I turned to the verse my mother loved best—at least, that was what Dad always said.

“The first was a brilliance, like gold at the dawn,

She danced through the meadows and painted the morn.

The Dayfolk adored her; they called her their own?—

A sun-sparkle spirit, with laughter fully grown.”

A tightness gathered beneath my ribs. I closed the book gently. As I slid it back, something else caught my eye. A spine I’d never noticed before. Slim. Neat. Out of place among the dog-eared paperbacks.

I eased it free.

The Tides Beyond the Veil— by Liora Rowan.

My chest tightened. I ran my thumb over the silver lettering pressed into deep-blue linen. I knew she wrote, of course; Dad always told me about her time at the Ravenholt Archives, how she spent her days cataloguing the city’s history and her nights dreaming up her own. She loved inventing forgotten civilisations and sea myths, scribbling folklore into notebooks while the city slept.

But this one was new to the shelf. It must have found its way here after I moved out, perhaps when Eamon finally cleared out the boxes from the attic. It felt… private. Deliberate. Quietly beautiful in a way I wouldn’t have noticed as a kid.

I opened it. The pages were cream, rough-edged. I skimmed a passage.

“On the nights when the sea turned silver, some claimed the Aetherkind walked the tide-paths, figures shaped from mist and moonlight, appearing only when the world held its breath.”

Aetherkind.

Weird little word. It tasted like fantasy. The sort of thing she’d whisper in the dark to chase away nightmares—a gilded lie to make the world seem less sharp. I ran my thumb over the text. But even as I told myself it was just a story, the words felt significant, weighted with more than just ink.

I closed the book softly and slid it back between the others,hiding it away again. A silent fragment of a woman I barely knew—half-forgotten myths and quiet mysteries—tucked neatly into the room I once called mine.
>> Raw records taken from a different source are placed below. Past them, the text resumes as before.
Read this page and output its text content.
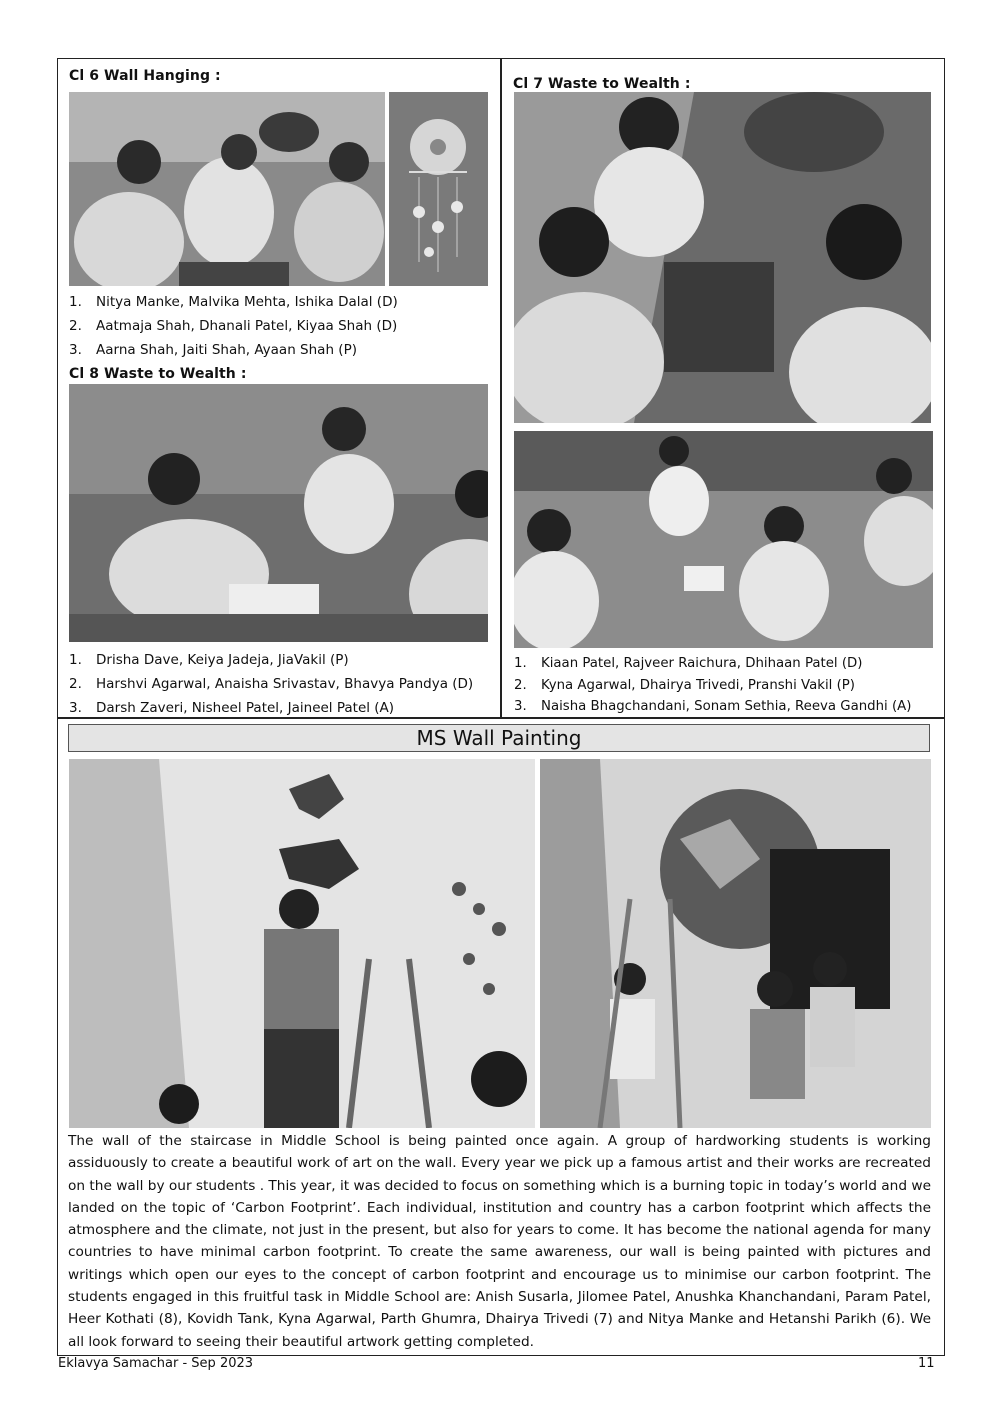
Cl 6 Wall Hanging :
1. Nitya Manke, Malvika Mehta, Ishika Dalal (D)
2. Aatmaja Shah, Dhanali Patel, Kiyaa Shah (D)
3. Aarna Shah, Jaiti Shah, Ayaan Shah (P)
Cl 8 Waste to Wealth :
1. Drisha Dave, Keiya Jadeja, JiaVakil (P)
2. Harshvi Agarwal, Anaisha Srivastav, Bhavya Pandya (D)
3. Darsh Zaveri, Nisheel Patel, Jaineel Patel (A)
Cl 7 Waste to Wealth :
1. Kiaan Patel, Rajveer Raichura, Dhihaan Patel (D)
2. Kyna Agarwal, Dhairya Trivedi, Pranshi Vakil (P)
3. Naisha Bhagchandani, Sonam Sethia, Reeva Gandhi (A)
MS Wall Painting

The wall of the staircase in Middle School is being painted once again. A group of hardworking students is working assiduously to create a beautiful work of art on the wall. Every year we pick up a famous artist and their works are recreated on the wall by our students . This year, it was decided to focus on something which is a burning topic in today’s world and we landed on the topic of ‘Carbon Footprint’. Each individual, institution and country has a carbon footprint which affects the atmosphere and the climate, not just in the present, but also for years to come. It has become the national agenda for many countries to have minimal carbon footprint. To create the same awareness, our wall is being painted with pictures and writings which open our eyes to the concept of carbon footprint and encourage us to minimise our carbon footprint. The students engaged in this fruitful task in Middle School are: Anish Susarla, Jilomee Patel, Anushka Khanchandani, Param Patel, Heer Kothati (8), Kovidh Tank, Kyna Agarwal, Parth Ghumra, Dhairya Trivedi (7) and Nitya Manke and Hetanshi Parikh (6). We all look forward to seeing their beautiful artwork getting completed.

Eklavya Samachar - Sep 2023	11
The front door opened downstairs. Heavy footsteps echoed in the hall.

Eamon was home.

I stiffened. The peace of the room fractured. I had questions—about the case, about the twenty-year-old files, and the silence he’d kept. Faye’s slip at the station had opened a door I couldn’t unsee, and I wasn’t going to let the night end until I had the truth.
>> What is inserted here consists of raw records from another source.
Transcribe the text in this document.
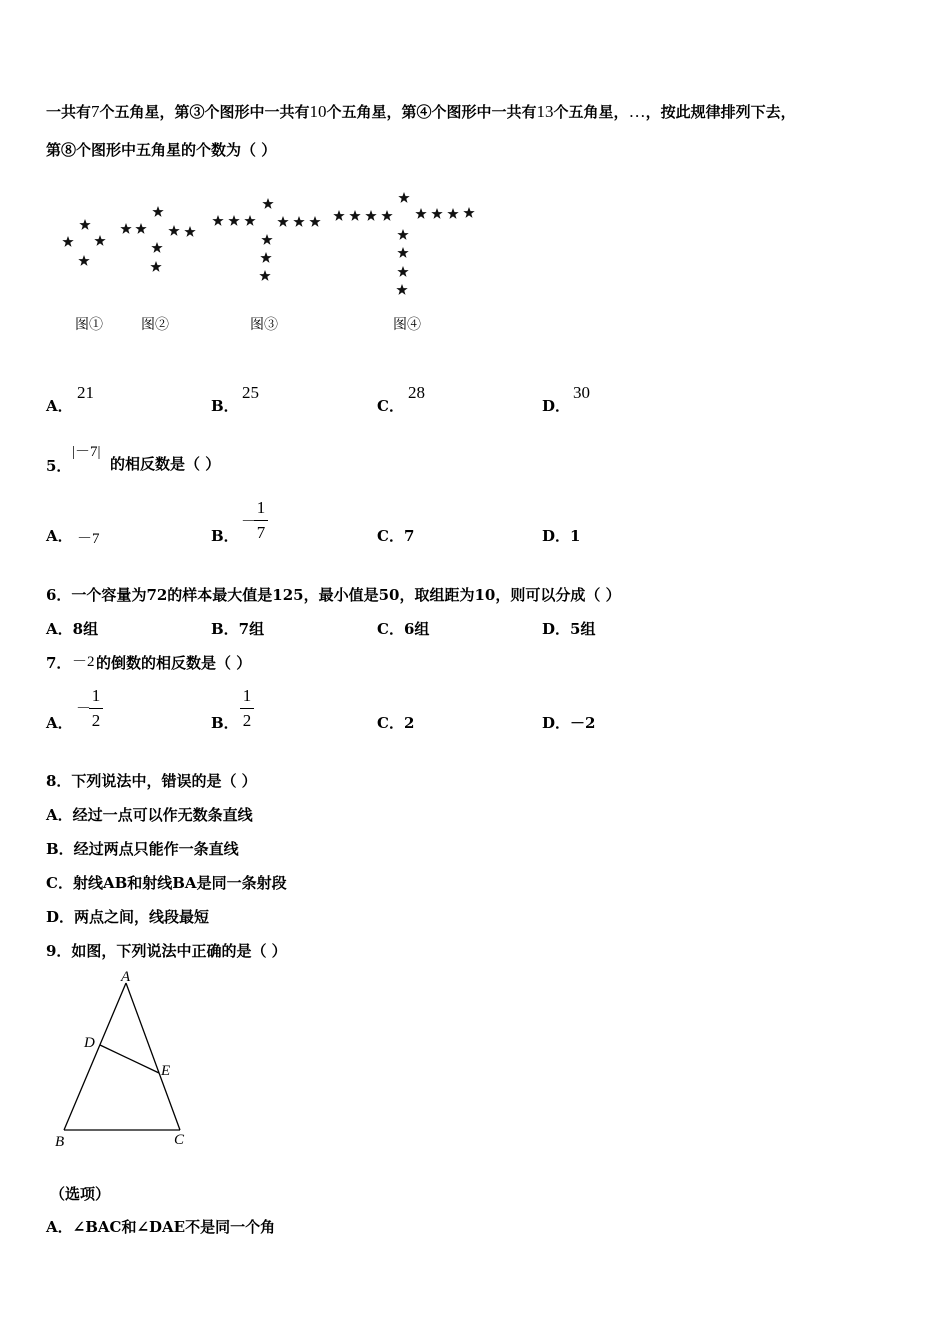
一共有7个五角星，第③个图形中一共有10个五角星，第④个图形中一共有13个五角星，…，按此规律排列下去，
第⑧个图形中五角星的个数为（ ）
图①	图②	图③	图④
A．
21
B．
25
C．
28
D．
30
5．
|－7|
的相反数是（ ）
A． －7	B．
－
1
7	C．7	D．1
6．一个容量为72的样本最大值是125，最小值是50，取组距为10，则可以分成（ ）
A．8组	B．7组	C．6组	D．5组
7． －2 的倒数的相反数是（ ）
A．
－
1
2	B．
1
2	C．2	D．－2
8．下列说法中，错误的是（ ）
A．经过一点可以作无数条直线
B．经过两点只能作一条直线
C．射线AB和射线BA是同一条射段
D．两点之间，线段最短
9．如图，下列说法中正确的是（ ）
A
D
E
B	C
（选项）
A．∠BAC和∠DAE不是同一个角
I pushedoff the bed and headed downstairs, each creak of the old wooden steps marking the descent into a conversation I already knew wouldn’t end well.

He was in the hallway, his back to me as he shrugged off his rain-soaked jacket. Even from behind, his broad, sturdy frame seemed to fill the narrow room, casting a shadow that swallowed the dim light of the corridor. He hung the thick coat on the hook with a weary slowness, then turned.

Exhaustion carved deep lines around his eyes, jaw set tight beneath a practical crop of salt-and-pepper hair.

“You’re home late,” he said, voice flat.

“So are you.” I leaned against the doorway, arms crossed.

His gaze swept over me in that old, clinical way—the cop stare that weighed and measured and catalogued. He saw the tension in my frame, the way I favoured my left side.

“We caught a bad one today,” I said. “Riverforge Docks.”

He brushed past me towards the kitchen and filled the kettle, the domestic ritual a barrier he put between us. “They’re all bad ones, Selene.”

“This was different.” I kept my eyes on his back, watching the tension gather across his spine. “A young woman. Calysteri. She wasdrained, Dad. Empty. No magic left, not even residue. Like someone hollowed her out.”

The kettle clicked on. He said nothing.